Sous la direction de Barbara Winsor et de Sylvie Friant.

Soutenue en 2008

à l'Université Louis Pasteur (Strasbourg) .


  • Résumé

    Chez la levure Saccharomyces cerevisiae Las17p est l’homologue de WASp (Wiskott-Aldrich syndrome protein des cellules mammifères), responsable de l’activation de la polymérisation d’actine dépendante d’Arp2/3 qui forme des tâches corticales. Les résultats préliminaires du laboratoire avaient démontré que la peroxine Pex13p est capable d’interagir via son domaine Src homology 3 (SH3) avec Las17p, in vitro dans un essai GST pull-down. Cette étude est alors basée sur la recherche d’un lien éventuel entre la machinerie de polymérisation d’actine et les peroxysomes. La peroxine 13 (Pex13p) comme Pex14p et Pex5p fait partie intégrante du complexe d’amarrage à la membrane peroxysomale et est essentielle pour l’import dans les peroxysomes.
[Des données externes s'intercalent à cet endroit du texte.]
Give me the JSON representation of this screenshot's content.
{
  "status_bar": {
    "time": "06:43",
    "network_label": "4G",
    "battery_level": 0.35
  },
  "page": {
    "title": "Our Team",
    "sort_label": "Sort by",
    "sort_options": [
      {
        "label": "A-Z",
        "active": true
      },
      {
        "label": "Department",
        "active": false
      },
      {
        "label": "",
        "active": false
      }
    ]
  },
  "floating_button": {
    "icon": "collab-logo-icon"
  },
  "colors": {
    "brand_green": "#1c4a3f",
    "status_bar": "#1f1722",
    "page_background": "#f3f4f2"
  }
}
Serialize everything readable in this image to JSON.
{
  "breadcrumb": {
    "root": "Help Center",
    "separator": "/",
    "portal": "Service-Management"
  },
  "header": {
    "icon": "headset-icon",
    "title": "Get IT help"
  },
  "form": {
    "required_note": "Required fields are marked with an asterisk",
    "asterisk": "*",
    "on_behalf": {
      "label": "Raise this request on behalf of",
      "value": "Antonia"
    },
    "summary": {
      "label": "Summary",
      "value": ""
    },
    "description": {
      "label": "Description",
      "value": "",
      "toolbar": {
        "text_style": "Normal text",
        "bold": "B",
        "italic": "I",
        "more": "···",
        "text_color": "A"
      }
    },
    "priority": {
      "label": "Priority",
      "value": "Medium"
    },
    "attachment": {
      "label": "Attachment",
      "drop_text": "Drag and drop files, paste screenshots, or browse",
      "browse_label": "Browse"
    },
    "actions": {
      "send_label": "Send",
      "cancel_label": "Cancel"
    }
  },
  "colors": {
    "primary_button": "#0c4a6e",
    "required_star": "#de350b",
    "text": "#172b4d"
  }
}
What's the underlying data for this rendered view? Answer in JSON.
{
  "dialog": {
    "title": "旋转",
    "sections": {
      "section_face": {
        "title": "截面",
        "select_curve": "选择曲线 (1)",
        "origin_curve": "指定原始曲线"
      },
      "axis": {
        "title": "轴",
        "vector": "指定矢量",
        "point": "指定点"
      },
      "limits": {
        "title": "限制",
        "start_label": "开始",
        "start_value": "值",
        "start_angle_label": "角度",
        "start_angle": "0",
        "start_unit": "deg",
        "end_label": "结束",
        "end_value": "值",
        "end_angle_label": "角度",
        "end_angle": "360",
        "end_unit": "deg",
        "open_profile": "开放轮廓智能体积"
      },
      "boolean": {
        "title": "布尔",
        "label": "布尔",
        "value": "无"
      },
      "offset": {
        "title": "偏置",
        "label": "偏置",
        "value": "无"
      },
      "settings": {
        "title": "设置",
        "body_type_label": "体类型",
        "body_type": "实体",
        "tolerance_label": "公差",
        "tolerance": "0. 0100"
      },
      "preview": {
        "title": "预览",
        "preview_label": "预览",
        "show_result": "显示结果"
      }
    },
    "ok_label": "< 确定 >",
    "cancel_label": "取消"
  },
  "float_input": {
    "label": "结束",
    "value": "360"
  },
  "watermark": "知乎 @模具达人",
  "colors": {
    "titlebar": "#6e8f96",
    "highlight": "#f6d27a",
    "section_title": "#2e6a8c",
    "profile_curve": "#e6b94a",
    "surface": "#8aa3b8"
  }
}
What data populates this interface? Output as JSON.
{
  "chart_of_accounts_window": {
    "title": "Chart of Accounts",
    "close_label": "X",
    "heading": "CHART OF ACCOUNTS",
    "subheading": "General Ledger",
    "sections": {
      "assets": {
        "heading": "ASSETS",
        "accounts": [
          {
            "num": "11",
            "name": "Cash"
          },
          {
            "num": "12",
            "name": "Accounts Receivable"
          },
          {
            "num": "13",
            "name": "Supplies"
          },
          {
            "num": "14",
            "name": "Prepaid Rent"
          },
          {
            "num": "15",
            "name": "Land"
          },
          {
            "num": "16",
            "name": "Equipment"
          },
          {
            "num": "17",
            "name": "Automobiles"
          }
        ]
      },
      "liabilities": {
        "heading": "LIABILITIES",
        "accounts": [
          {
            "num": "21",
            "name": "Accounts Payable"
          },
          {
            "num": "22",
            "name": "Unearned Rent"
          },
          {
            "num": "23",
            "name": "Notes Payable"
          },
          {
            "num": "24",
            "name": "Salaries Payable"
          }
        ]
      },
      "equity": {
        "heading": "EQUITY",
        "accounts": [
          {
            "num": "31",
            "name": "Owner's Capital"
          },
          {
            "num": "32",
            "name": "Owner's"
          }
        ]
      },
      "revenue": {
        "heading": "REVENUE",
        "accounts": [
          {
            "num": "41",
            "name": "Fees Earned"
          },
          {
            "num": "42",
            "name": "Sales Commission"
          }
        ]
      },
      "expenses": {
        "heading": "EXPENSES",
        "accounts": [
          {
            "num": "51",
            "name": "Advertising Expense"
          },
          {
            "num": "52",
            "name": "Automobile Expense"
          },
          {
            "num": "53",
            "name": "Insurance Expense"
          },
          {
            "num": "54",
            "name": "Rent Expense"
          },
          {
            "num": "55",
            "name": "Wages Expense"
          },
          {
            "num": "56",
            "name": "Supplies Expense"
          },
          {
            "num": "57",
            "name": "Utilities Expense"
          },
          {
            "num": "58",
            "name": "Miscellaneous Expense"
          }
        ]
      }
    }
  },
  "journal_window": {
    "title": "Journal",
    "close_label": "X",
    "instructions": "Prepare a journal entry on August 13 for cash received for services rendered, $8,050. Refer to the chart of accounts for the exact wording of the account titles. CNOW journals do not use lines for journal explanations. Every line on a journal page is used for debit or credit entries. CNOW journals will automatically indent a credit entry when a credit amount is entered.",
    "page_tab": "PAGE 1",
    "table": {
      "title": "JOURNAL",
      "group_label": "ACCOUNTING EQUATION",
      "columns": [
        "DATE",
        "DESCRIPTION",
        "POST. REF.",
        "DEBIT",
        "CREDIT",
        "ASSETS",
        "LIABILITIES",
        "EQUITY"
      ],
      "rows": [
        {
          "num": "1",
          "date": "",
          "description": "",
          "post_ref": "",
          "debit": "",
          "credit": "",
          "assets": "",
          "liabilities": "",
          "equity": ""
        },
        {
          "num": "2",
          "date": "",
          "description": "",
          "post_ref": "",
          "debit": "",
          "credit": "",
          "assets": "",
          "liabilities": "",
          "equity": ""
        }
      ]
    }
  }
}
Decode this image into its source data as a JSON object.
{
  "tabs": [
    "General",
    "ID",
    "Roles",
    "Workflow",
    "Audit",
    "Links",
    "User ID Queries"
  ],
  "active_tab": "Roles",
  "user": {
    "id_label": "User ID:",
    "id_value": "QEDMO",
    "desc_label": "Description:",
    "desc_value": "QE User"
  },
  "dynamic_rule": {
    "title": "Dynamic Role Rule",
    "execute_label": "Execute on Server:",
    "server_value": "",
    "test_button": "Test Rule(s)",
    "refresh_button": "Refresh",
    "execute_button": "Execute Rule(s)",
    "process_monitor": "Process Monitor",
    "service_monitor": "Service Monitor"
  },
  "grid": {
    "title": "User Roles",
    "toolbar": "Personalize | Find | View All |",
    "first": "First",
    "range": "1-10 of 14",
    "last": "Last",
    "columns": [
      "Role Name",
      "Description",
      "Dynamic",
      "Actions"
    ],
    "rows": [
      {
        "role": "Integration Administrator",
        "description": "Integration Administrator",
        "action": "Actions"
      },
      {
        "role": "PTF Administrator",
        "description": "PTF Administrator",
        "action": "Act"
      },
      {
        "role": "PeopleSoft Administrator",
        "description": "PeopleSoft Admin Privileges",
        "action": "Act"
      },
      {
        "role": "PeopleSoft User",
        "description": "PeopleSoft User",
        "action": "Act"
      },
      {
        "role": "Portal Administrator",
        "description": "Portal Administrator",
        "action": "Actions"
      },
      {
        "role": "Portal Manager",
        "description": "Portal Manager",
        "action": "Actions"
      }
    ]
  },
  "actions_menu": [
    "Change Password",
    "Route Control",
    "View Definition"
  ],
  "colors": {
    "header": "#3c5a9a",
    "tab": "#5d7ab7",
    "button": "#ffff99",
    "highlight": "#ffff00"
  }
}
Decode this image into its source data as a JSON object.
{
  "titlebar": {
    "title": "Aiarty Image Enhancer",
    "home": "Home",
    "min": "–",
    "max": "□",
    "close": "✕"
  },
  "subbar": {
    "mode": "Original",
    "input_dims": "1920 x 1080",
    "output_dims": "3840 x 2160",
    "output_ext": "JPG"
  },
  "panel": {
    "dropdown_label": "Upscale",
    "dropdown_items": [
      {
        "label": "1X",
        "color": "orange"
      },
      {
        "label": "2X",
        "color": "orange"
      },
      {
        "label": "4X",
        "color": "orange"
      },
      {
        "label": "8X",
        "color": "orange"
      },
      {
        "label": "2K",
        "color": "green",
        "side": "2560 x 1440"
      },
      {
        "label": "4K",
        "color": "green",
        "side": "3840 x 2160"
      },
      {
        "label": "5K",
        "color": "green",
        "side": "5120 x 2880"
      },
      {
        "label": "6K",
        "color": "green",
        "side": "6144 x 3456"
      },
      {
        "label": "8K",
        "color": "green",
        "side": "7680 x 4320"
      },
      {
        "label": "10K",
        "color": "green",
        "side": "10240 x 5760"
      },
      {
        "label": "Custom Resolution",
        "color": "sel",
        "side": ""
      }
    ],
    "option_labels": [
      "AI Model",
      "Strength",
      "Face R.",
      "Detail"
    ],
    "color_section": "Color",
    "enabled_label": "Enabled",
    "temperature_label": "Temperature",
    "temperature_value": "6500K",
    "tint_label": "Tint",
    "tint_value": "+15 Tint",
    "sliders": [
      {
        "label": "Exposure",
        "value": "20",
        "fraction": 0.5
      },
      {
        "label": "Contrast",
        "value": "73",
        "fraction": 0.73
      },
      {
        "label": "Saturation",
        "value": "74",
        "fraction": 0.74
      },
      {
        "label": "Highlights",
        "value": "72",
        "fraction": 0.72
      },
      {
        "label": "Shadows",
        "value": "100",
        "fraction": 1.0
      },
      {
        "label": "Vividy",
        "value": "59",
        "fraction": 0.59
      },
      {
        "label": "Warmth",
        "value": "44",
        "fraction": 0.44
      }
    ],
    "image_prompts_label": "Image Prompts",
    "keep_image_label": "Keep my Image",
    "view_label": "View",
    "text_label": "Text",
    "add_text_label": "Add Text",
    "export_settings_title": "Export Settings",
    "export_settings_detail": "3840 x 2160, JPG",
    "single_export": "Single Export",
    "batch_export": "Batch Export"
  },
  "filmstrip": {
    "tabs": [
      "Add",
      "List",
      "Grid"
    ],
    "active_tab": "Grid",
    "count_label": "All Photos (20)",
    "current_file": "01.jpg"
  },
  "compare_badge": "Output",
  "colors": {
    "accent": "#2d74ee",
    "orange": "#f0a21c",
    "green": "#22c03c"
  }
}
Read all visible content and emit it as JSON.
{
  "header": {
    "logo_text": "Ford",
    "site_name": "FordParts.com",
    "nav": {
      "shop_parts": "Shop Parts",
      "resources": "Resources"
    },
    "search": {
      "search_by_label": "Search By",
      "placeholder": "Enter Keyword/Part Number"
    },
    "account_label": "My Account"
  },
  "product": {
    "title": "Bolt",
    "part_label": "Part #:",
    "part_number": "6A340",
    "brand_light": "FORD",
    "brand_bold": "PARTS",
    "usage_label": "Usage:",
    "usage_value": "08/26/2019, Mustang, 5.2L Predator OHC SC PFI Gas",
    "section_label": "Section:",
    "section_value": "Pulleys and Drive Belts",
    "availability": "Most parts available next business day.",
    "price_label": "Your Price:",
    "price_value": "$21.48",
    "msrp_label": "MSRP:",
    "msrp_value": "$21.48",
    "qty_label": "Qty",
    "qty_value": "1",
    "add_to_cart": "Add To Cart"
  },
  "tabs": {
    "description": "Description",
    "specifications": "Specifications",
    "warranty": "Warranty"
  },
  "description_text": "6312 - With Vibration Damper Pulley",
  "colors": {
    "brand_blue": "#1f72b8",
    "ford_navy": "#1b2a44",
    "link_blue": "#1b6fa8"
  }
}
Mes résultats favorisent l’hypothèse que le cytosquelette d’actine pourrait affecter les peroxysomes non pas directement sur l'import mais à travers un effet sur leur biogénèse, non encore précisé ayant un impact sur leur taille et leur nombre. Le gène hMTM1 sous une forme mutée est responsable de la myopathie myotubulaire liée au chromosome X (XLMTM). Il code pour une phosphatase à phosphoinositides, membre de la famille des myotubularines comprenant un unique homologue levure, Ymr1p. L’objet de la deuxième partie de ma thèse était de mieux comprendre la fonction intracellulaire et éventuellement la préférence de substrat de cette enzyme en utilisant le modèle levure S. Cerevisiae. Suivant les résultats obtenus, l’expression hétérologue de la myotubularine humaine chez la levure S. Cerevisiae produit une enzyme active, provoquant l’élargissement des vacuoles. Le phénotype observé est dû à l’activité phosphatase et donc à la diminution du taux de PtdIns(3,5)P2. Les résultats suggèrent un rôle de hMTM1 dans le trafic membranaire et la maturation des endosomes précoces et tardifs et dans l’homéostasie vacuolaire.

  • Titre traduit

    Study of the linkbetween actin cytoskeleton and peroxisomes in yeast Saccharomyces cerevisiae : and intracellular role of the human mytubularin in the yeast model system Saccharomyces cerevisiae


  • Résumé

    In yeast Saccharomyces cerevisiae Las17p is the yeast homologue of WASP (Wiskott-Aldrich syndrome protein) in mammalian cells and a principal activator of actin polymerization Arp2/3 dependant that forms actin patches. Preliminary results from a GST pull-down assay in the laboratory had shown that Pex13p was able to interact, via its domain Src homology domain 3 (SH3), with Las17p. This study is based on the search for an eventual link between components of the actin polymerization machinery and peroxisomes. The peroxine Pex13p, together with Pex14p and Pex5p, is a part of the import complex at the peroxysomal membrane. My results favour the hypothesis that the actin cytoskeleton might regulate not the import into peroxisomes directly, but through an effect on peroxysomal biogenesis having an impact on peroxysomal size and number. Mutated forms of the hMTM1 gene are responsible for the X-linked myotubular myopathy (XLMTM) and it encodes a phosphoinositides phosphatase, a member of the myotubularine family, having an unique homologue in yeast S. Cerevisiae, Ymr1p. According to the results, heterologous expression of hMTM1 in yeast S. Cerevisiae leads to the production of an active enzyme, causing an enlarged vacuole phenotype. This phenotype is due to the phosphatase activity and therefore to the decrease in the level of PtdIns(3,5)P2. The results suggest a role for hMTM1 in membrane trafficking, in early and late endosome maturation and in maintaining vacuolar homeostasy.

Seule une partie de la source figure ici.